Cobalt-rumped parrotlets call while in flight and perched. Their calls are high-pitched "sheet" or "zeet" screeches or twittering. When feeding and socializing in large groups they make twittering and chattering noises.

===Reproduction===
Cobalt-rumped parrotlets' breeding season is May to August, but occupied nests have been observed in July, January, and March in different areas of the birds' range. Females lay 3-7 small, white, roughly spherical eggs. Some cobalt-rumped parrotlets have been observed to scrape rufous hornero nests (made of clay) with their beaks. Though the reason for this is not entirely clear, nests created by rufous horneros have been used by cobalt-rumped parrotlets to raise their broods, which has led to the suggestion that the parrotlets are "taste-testing" the nest material to determine whether it is suitable, according to unknown standards, for their needs.

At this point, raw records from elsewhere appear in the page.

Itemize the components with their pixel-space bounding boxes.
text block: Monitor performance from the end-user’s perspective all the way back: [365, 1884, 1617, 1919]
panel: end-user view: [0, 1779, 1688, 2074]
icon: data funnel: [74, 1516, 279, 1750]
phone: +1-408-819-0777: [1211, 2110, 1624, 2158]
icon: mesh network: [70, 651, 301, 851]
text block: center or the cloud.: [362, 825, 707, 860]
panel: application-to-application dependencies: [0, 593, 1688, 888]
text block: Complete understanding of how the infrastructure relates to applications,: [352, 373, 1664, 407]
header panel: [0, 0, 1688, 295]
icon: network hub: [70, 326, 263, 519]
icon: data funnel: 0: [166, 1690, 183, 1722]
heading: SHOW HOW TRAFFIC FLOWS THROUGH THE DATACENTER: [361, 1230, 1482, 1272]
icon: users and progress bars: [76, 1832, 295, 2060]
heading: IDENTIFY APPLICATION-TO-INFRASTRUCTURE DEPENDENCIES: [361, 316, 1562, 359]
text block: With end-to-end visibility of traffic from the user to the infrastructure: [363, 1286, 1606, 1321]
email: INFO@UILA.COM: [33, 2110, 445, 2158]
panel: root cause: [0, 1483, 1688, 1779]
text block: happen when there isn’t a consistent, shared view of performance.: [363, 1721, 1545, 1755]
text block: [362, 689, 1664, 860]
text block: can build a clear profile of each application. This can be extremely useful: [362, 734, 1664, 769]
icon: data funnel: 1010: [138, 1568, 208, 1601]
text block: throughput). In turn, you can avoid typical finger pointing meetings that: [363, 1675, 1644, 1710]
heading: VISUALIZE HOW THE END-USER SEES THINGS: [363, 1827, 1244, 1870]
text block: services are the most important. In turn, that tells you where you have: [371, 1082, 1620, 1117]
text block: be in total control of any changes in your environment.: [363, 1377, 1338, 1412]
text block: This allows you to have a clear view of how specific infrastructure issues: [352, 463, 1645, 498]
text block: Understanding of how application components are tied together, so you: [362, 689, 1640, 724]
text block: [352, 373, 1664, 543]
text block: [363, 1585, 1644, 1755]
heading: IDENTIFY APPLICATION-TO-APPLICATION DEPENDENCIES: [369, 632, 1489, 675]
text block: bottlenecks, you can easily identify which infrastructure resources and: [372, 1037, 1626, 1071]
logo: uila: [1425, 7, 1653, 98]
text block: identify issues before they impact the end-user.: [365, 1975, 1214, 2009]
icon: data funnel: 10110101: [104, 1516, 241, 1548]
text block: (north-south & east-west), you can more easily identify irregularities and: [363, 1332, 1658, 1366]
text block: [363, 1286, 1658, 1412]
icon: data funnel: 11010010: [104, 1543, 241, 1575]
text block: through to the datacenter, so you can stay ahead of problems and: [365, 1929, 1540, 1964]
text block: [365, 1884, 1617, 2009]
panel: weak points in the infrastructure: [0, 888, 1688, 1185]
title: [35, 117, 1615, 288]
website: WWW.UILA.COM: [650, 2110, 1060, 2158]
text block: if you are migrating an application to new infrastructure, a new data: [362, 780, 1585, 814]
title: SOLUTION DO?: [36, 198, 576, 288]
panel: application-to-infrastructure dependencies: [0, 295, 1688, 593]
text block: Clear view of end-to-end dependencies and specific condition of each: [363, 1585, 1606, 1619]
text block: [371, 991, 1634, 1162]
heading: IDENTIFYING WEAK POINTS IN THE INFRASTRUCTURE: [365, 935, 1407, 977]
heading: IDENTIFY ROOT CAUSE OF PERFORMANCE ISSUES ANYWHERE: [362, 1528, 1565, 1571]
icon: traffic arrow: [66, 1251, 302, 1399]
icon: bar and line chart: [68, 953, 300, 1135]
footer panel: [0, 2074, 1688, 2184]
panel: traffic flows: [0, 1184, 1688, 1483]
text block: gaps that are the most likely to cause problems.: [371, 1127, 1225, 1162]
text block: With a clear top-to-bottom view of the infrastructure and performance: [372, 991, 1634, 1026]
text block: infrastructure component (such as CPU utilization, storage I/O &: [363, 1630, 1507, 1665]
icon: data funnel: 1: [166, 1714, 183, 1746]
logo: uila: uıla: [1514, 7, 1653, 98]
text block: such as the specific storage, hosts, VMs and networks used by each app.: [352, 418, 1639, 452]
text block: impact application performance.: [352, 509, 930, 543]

However, similar studies of other Forpus species have concluded that clay-licking provides important minerals to the birds that otherwise would not be accessible.

===Diet===
Cobalt-rumped parrotlets mostly feed on Cecropia sp. and Ficus sp. fruits, Mikania sp. and Trema micrantha seeds, and Ambrosia sp., Handroanthus serratifolius, and Marcgravia sp. flowers. However, they are known to occasionally feed on other plants such as grass. Cobalt-rumped parrotlets have been known to migrate locally based on the flowering and fruiting seasons of some of the main plants of their diet.

==Taxonomy==
For many years, the cobalt-rumped parrotlet was considered conspecific with the green-rumped parrotlet (Forpus passerinus), but today all authorities recognize the two as separate species. The turquoise-winged parrotlet (F. spengeli) and the riparian parrotlet (F. crassirostris) were also considered conspecific with the cobalt-rumped parrotlet until studies in 2015 pointed out the error in this classification based on morphological and geographical differences. However, some taxonomic authorities, including the American Ornithological Society, still consider them so.

The cobalt-rumped parrotlet, at least until 2021, is a rare case in which the common name has been more stable than the binomial. F. xanthopterygius initially referred to what are now considered two distinct species: the cobalt-rumped parrotlet (then referred to as the blue-winged parrotlet) and the white-winged parakeet (Brotogeris versicolurus). In 1945, the Brazilian ornithologist Olivério Pinto discarded the name F. xanthopterygius for the blue-winged parrotlet and renamed it F. crassirostris (which now applies to the closely related riparian parrotlet). During the same year, the blue-winged parrotlet was mistakenly recorded as F. xanthopterygius crassirostris and was again reverted to F. xanthopterygius. In 1978, Pinto mentioned the mistake in Novo Catálogo das Aves do Brazil and the name was changed to F. crassirostris. However, as was pointed out in 1999, the original name (F. xanthopterygius) remains valid per ICZN rules. Consequently, this name was re-applied to the blue-winged parrotlet. In 2021, the species was renamed from blue-winged parrotlet to cobalt-rumped parrotlet by the IOC, marking the first major change to the common name of the species. Additionally, the name of the nominate subspecies also changed: F. x. xanthopterygius is the subspecies formerly listed as F. crassirostris vividus.